Salah satu yang mencuat akhir-akhir ini adalah pengusiran Biksu Mulyanto Nurhalim, seorang pendeta Buddha dari Legok, Tangerang, awal Februari 2018. Ia dituding warga menjadikan rumah sebagai tempat ibadah.
Selang beberapa hari sebelumnya, aksi intoleran sekelompok orang menggeruduk bakti sosial Gereja Santo Paulus, di Bantul, Yogyakarta. Mereka membubarkan bakti sosial dengan tudingan kristenisasi.
Kepala Polri Tito Karnavian menyambut baik rencana pemberian penghargaan bagi polisi yang berani menghadang persekusi semacam itu.
"Jadi polisi tidak hanya yang jelek-jelek saja," kata Tito.
Nantinya penghargaan ditujukan bagi polisi yang juga mengamankan hak-hak individu warga dan hak asasi manusia.
"Polisi yang berani ambil keputusan, diberi reward," ujar Tito.
Menurut dia, penghargaan semacam itu akan membuat polisi terdorong untuk maksimal bekerja melindungi HAM. "Akan terjadi iklim yang kompetitif di polisi untuk jadi pembela HAM," ujar Tito.

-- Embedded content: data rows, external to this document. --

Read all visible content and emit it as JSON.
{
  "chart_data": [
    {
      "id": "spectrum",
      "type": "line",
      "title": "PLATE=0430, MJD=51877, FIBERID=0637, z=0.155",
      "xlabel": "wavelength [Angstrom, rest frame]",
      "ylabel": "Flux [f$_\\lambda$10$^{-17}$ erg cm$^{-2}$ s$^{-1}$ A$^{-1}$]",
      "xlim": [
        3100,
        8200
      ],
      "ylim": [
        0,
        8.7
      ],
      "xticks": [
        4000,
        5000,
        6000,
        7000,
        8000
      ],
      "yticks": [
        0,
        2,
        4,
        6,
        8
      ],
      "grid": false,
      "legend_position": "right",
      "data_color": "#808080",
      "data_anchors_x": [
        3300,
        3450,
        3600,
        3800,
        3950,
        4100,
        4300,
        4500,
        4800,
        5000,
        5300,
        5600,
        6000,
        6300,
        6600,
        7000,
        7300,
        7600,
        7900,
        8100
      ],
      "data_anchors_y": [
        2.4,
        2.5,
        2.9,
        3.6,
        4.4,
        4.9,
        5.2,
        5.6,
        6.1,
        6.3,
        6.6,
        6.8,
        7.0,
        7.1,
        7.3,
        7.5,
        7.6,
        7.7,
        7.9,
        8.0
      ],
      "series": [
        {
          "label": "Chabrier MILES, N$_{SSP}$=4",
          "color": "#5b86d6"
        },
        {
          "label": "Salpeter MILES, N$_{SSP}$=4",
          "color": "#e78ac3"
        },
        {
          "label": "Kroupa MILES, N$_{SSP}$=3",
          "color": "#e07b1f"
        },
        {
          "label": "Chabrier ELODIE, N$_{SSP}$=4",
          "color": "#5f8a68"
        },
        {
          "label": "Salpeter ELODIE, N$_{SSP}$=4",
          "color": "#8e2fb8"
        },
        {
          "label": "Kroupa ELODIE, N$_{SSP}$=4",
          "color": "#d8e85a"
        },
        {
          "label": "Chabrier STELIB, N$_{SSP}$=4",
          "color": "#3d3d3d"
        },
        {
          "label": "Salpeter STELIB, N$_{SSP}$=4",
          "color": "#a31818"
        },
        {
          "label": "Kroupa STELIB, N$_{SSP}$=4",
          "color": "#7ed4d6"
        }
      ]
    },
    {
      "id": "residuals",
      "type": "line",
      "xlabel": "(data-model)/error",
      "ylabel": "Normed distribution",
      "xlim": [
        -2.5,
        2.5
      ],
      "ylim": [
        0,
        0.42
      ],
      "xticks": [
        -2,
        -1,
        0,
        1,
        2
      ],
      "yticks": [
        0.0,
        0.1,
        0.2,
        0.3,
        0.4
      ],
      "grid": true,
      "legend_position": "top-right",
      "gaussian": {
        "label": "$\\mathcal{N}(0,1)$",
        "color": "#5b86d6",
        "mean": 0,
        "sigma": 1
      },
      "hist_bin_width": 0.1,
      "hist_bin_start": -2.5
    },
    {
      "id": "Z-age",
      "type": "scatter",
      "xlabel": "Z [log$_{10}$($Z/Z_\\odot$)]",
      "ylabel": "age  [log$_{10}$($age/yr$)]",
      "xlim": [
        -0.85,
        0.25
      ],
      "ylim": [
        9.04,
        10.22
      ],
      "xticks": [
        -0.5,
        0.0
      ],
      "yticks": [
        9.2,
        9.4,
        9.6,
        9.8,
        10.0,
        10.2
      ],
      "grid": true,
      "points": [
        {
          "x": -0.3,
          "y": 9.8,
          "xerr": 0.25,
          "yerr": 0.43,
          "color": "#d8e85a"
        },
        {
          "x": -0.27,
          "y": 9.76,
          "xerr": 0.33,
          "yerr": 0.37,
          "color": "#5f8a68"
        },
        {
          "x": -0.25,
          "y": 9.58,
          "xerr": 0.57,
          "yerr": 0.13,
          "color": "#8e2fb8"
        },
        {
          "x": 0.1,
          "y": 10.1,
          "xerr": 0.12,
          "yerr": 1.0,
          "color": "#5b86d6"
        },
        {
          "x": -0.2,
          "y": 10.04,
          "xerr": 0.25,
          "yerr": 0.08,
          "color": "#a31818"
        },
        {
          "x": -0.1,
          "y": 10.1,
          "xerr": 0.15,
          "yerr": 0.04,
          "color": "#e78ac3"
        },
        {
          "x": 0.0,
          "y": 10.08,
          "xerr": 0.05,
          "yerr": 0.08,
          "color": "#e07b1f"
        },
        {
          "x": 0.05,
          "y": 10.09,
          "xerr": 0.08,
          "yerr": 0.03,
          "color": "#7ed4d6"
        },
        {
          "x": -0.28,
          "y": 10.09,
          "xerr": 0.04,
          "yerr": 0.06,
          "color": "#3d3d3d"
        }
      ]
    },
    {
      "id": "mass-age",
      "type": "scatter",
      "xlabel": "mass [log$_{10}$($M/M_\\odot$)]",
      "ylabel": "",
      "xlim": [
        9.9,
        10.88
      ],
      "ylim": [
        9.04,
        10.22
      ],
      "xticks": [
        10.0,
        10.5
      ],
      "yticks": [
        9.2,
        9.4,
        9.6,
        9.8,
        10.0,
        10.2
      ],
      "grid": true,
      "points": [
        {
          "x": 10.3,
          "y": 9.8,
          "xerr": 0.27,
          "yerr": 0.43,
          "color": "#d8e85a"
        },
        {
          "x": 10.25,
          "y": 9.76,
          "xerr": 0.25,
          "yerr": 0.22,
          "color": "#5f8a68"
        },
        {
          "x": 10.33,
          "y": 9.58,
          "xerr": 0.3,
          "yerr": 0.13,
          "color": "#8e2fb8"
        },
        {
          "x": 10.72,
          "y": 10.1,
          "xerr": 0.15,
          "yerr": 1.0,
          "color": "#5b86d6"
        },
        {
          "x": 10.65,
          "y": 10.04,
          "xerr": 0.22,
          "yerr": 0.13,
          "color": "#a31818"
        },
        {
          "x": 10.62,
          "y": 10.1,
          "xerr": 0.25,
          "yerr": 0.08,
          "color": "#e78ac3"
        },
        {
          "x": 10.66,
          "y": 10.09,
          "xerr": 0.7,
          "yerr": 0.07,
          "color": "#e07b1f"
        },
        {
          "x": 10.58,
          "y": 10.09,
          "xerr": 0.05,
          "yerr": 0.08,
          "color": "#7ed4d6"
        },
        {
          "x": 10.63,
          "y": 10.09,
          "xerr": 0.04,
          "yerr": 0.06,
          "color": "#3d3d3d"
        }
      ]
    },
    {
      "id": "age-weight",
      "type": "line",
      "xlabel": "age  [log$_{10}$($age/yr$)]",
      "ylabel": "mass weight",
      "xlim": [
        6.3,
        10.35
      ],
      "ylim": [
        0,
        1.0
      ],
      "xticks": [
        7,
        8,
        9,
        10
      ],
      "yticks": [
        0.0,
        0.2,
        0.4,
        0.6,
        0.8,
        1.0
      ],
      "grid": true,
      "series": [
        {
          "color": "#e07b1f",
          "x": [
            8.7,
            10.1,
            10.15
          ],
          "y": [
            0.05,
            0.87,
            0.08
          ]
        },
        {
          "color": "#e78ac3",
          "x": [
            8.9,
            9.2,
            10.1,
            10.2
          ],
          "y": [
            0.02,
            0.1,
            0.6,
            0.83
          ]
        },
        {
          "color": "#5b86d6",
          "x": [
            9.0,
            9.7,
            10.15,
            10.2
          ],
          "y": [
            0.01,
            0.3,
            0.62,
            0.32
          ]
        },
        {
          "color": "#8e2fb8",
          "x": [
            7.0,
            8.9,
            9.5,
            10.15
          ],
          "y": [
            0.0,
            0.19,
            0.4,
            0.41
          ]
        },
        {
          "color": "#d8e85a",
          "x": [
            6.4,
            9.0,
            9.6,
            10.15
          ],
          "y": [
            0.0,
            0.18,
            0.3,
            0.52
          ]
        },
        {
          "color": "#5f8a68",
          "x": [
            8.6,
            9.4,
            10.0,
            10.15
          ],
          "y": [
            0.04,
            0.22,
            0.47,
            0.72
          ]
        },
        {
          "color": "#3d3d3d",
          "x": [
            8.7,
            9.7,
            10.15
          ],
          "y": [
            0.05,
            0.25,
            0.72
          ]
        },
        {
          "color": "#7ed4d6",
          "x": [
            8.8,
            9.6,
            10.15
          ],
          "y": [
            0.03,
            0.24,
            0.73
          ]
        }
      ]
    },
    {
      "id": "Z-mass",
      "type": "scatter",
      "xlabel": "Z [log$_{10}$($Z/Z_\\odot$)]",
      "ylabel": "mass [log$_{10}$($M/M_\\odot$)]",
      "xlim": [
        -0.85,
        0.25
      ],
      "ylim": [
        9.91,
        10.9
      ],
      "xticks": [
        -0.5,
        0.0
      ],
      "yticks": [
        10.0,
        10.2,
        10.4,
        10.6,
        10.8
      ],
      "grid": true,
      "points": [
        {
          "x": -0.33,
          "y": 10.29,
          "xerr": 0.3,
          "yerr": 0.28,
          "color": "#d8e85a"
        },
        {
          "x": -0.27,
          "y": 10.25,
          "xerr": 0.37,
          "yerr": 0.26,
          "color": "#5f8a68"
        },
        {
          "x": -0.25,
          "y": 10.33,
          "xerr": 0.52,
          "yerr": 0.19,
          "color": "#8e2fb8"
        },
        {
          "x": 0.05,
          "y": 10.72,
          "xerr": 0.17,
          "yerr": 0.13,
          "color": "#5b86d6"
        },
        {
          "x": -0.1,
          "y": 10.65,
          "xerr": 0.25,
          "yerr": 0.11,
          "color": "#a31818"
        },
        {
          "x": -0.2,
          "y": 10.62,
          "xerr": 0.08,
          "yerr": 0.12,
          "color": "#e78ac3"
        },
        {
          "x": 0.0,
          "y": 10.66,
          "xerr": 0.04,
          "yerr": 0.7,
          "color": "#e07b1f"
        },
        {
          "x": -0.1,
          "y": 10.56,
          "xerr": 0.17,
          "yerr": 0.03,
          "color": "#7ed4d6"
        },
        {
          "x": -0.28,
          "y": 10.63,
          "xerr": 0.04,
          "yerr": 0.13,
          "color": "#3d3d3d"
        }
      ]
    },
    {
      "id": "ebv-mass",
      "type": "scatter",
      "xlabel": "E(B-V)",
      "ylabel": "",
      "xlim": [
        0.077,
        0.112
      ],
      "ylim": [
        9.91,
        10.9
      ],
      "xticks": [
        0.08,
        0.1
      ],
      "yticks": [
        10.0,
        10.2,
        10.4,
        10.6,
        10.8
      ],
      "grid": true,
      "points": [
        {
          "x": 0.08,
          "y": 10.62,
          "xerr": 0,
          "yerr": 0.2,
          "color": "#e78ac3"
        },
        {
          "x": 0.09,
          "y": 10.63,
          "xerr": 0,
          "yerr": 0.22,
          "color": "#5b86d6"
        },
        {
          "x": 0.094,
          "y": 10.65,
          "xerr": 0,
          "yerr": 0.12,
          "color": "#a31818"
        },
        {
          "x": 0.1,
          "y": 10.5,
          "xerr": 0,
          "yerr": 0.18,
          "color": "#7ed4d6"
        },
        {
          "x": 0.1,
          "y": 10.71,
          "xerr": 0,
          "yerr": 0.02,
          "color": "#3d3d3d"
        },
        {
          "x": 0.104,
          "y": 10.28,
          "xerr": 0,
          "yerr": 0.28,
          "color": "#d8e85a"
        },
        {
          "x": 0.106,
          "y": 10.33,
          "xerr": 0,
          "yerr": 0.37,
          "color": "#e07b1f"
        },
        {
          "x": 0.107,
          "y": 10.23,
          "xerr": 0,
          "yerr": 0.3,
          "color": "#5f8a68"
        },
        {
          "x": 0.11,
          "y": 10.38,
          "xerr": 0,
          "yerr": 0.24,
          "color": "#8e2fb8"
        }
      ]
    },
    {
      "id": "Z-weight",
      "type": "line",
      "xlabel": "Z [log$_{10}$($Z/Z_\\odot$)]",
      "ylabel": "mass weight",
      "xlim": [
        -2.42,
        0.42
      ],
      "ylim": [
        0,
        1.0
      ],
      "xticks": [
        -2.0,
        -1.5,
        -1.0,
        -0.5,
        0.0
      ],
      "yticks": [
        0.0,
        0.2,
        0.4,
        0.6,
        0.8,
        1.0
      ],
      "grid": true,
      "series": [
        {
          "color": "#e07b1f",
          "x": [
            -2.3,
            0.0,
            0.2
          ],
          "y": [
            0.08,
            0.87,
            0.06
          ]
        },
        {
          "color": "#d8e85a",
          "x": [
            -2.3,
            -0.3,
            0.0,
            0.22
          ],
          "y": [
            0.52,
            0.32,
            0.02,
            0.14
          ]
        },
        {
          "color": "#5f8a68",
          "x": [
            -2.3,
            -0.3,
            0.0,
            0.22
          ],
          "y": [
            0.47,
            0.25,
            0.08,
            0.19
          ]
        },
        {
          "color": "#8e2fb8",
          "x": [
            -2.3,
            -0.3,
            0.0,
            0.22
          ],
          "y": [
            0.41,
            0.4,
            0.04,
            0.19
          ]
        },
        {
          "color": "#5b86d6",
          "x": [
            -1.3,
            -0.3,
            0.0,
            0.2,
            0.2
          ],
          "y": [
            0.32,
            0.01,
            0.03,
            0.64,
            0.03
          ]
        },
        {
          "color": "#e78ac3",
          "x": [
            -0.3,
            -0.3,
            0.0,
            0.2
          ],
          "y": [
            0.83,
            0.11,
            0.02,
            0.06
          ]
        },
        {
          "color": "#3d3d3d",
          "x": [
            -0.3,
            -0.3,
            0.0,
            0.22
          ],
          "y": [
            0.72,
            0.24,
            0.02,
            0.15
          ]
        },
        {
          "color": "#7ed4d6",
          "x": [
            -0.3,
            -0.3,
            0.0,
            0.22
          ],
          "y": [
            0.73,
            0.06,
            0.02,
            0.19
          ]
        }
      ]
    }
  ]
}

Kepala Polri berharap total 440 ribu anggota polisi bisa paham dengan persoalan hak asasi manusia sehingga menjadi mitra Komnas HAM. "Bisa jadi perpanjangan tangan untuk memperjuangkan HAM," kata dia.
Kritik terhadap Komnas HAM dan polisi
Manager kampanye Amnesty International Indonesia, Puri Kencana Putri, mempertanyakan kerja sama Komnas HAM dan polisi tersebut. Salah satu yang disorot adalah kasus persekusi polisi Aceh Utara terhadap kelompok transgender.
"Mana hasil penyelidikan Propam terhadap Kapolres Aceh Utara? Itu bukan cuma melanggar hukum, tapi juga aturan HAM internasional," kata Puri.
Di Lhoksukon, Aceh Utara, polisi menangkap setidaknya 12 orang pekerja salon yang diduga transgender.
Kemudian foto dan video penanganan polisi terhadap beredar dan menunjukkan tindakan polisi yang dinilai melanggar HAM.
Menurut Puri, seharusnya Komnas HAM mengejar penyelesaian kasus-kasus kekerasan atau yang diduga melanggar HAM oleh polisi.
Selain Aceh Utara, ia menyebut beberapa kasus terbaru lainnya misalnya kematian terduga teroris di Indramayu yang ditembak.
Kerja sama kelembagaan antara Komnas HAM dan polisi sebaiknya tidak hanya dijadikan acara seremonial, tetapi juga harus diteruskan ke lapangan. Sering kali, kata Puri, apa yang disampaikan pimpinan tidak dijalankan oleh aparat di lapangan.
Penyelesaian dugaan pelanggaran HAM Aceh Utara bisa jadi tolak ukur.
"Agar gestur pimpinan Polri selaras dengan yang di lapangan. Jangan sampai enggak nyambung dengan komitmen," kata Puri.
Perihal pelatihan HAM untuk polisi, lanjut dia, sudah sering dilakukan sejak dulu.
Namun masalahnya dugaan pelanggaran HAM oleh polisi masih saja terjadi. Bahkan menjadi yang paling banyak dilaporkan ke Komnas HAM 2017.
"Komnas HAM harus bisa mengejar menyelesaikan dugaan pelanggaran HAM oleh polisi. Dan seharusnya juga, pimpinan Polri siap untuk hal itu," kata Puri.